Further enhancing the appeal of the series for Reid was the chance to collaborate with set-up director Michelle MacLaren (X-Files, Breaking Bad, Game of Thrones), whose career she has long admired.

“I’ve been watching Michelle MacLaren since before I was director,” Reid tells IF.

“I was a huge X-Files fan. The X-Files was directed by all guys until it wasn’t – until it was Michelle MacLaren. I remember standing up in my lounge room and shouting at the television; finally there was there was a woman!”

On Shining Girls, Reid helms the most episodes: three, four and six and eight, the final episode. Moss directs episodes five and seven. Each are also executive producers with Luisa, Lindsey McManus, MacLaren, Rebecca Hobbs, DiCaprio, Jennifer Davisson, Michael Hampton, Alan Page Arriaga, and Beukes.

After almost 20 years of directing television in Australia, Reid first headed to the US in 2018 to work on The Handmaid’s Tale, with episode ‘Holly’ earning her both Emmy and DGA nominations.

Reid says it is a joy to continue to work with an actor like Moss, noting their styles suit each other. To the “jangled, raw” and “sensitive” character of Shining Girls’ Kirby, she says Moss brought a “wonderful honesty”.

“The way we approach a text, and the way that we approach a character is very similar.

“I have such great respect for her. We enjoy trying things out and she’s really brave.”

Similarly, Reid relished the chance to work with both Moura and Bell, as well as the other actors on the project such as Phillipa Soo, Chris Chalk and Amy Brenneman.

Jamie Bell as Harper in ‘Shining Girls’.

Bell’s nuanced transformation into serial killer Harper was particularly stunning and intriguing to Reid, contrasting with the actor’s real personality – he was a fun presence on set, often tap dancing, harking back to his role in Billy Elliot.

“Harper, in a sense, is an unremarkable man. He didn’t have the best start in life. He went to war; that’s not good for anyone. He gets this massive power.
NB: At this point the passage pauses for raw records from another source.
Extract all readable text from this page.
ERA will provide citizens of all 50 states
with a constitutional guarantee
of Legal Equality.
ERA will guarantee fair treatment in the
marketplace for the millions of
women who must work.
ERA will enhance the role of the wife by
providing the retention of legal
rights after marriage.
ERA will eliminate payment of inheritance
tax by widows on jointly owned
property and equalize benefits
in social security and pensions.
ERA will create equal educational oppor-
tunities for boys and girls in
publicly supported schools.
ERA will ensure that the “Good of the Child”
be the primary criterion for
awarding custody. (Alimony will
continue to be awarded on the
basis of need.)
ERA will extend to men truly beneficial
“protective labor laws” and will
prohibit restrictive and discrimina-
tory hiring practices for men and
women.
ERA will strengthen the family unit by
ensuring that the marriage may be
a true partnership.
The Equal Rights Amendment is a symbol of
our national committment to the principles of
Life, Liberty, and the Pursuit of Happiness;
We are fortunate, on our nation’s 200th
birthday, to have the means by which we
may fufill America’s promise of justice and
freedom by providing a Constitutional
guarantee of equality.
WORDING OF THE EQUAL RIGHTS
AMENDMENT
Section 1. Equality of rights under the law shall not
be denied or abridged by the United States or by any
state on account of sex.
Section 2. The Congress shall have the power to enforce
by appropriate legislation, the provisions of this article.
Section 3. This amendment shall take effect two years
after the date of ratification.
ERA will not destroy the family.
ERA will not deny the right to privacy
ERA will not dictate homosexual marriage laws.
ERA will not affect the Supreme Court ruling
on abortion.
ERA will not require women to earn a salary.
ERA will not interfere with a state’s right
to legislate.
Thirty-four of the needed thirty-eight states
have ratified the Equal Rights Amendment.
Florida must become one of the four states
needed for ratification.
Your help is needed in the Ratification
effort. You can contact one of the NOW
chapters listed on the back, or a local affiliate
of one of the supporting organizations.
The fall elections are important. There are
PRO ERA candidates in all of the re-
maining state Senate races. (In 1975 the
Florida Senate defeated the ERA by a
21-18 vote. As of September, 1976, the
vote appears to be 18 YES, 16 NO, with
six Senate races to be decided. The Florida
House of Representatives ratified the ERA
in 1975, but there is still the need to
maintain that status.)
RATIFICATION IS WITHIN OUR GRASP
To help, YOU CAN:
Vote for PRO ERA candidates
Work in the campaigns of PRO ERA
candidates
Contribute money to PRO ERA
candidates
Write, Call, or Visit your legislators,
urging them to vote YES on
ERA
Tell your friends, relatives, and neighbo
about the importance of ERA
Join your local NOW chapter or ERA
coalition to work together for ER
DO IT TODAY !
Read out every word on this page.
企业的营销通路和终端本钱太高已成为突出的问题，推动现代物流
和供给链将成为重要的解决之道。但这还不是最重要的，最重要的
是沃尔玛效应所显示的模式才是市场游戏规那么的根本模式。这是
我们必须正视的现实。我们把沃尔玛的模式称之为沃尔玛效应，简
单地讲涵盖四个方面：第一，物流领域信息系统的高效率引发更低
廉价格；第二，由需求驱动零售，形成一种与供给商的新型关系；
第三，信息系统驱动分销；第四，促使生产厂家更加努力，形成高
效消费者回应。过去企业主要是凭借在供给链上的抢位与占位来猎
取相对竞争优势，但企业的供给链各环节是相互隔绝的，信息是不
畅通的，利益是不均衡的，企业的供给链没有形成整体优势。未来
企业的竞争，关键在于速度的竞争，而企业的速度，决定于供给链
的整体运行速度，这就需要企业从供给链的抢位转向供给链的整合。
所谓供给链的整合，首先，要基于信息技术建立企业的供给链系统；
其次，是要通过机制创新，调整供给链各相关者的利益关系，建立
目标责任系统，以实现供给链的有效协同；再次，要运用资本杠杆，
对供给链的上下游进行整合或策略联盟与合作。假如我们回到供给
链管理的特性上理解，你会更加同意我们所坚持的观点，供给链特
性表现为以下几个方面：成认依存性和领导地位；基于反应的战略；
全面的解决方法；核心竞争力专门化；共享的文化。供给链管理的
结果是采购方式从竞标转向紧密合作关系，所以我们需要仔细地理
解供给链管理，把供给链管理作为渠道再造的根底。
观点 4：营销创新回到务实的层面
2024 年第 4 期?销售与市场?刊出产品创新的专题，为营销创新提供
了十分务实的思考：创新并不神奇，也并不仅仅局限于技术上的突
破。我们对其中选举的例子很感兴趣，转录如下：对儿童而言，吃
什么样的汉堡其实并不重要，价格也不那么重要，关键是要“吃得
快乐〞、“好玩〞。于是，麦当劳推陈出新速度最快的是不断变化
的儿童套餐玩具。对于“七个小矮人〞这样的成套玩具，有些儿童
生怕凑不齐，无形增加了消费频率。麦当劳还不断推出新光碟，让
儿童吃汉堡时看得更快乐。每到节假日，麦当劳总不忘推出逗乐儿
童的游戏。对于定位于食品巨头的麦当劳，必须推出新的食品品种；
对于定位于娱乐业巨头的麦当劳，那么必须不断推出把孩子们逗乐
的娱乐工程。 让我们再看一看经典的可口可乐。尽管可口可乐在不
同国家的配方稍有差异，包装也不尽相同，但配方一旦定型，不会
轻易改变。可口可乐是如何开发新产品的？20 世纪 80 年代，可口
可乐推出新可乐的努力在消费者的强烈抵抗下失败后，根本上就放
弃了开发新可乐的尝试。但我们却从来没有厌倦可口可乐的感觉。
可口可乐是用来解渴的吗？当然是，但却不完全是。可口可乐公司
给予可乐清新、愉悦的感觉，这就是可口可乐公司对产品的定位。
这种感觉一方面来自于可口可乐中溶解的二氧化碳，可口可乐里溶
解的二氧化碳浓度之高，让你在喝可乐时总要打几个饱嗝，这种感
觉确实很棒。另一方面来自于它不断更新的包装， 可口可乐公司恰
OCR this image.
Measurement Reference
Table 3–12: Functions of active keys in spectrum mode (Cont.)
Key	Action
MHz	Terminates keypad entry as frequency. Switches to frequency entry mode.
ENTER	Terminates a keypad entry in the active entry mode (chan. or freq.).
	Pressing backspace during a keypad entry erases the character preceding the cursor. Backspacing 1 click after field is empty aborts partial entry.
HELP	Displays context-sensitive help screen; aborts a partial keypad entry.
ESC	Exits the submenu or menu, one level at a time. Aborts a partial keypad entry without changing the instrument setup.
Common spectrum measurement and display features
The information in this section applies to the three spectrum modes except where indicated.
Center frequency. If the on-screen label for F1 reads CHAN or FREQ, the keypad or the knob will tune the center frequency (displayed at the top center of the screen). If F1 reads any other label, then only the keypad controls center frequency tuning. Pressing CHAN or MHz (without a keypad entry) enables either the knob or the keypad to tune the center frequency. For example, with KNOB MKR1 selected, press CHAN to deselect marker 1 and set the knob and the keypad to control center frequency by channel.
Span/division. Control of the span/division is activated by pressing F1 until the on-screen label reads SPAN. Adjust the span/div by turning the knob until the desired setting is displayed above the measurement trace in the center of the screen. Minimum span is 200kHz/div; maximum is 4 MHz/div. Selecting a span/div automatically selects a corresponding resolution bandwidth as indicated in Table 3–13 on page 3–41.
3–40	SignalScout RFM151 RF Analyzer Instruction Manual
What an unremarkable man does with that power to irrevocably change women’s lives – what [Bell] brought to that, was a remarkable ‘unremarkableness’.”

Since The Handmaid’s Tale, Reid has consistently worked in US television, on projects such as David Makes Man, The Outsiders, Upload, Helstrom and more recently, the Queensland-shot Young Rock.

Wagner Moura in ‘Shining Girls’.

On Shining Girls, Reid gave a fellow Aussie, cinematographer Bonnie Elliott, her first US break.

Reid first worked with Elliott on Syfy series Hunters from executive producers Gale Ann Hurd and Natalie Chaidez, which shot in Melbourne in 2015. Later, Reid watched Elliott’s work on ABC drama Seven Types of Ambiguity and was so impressed by the “grounded poetry of her images”, with the two going onto again collaborate on Romper Stomper.

“We have a similar sensibility in approach, which really suits this project – there is a poetry, a real lyricism to her work, but it’s very grounded. It’s a perfect fit.”

Elliott also lenses Reid’s Run Rabbit Run, starring Sarah Snook, Damon Herriman and Greta Scacchi, which was shot in Victoria and South Australia almost immediately following Shining Girls.

When Reid speaks to IF, she is in the edit suite for the film, a horror/thriller written by Hannah Kent which follows a fertility doctor (Snook) whose grasp on the cycle of life is put to the test when her young daughter Mia (Lily LaTorre) begins to exhibit increasingly strange behaviour. The script is based on an original idea developed with producers Anna McLeish and Sarah Shaw of Carver Films, with whom Reid worked on SBS’s Sunshine.

Further, Reid is also currently developing a couple of comedies, drawing on her background as a comedy performer on shows like Full Frontal and The Micaleff Program.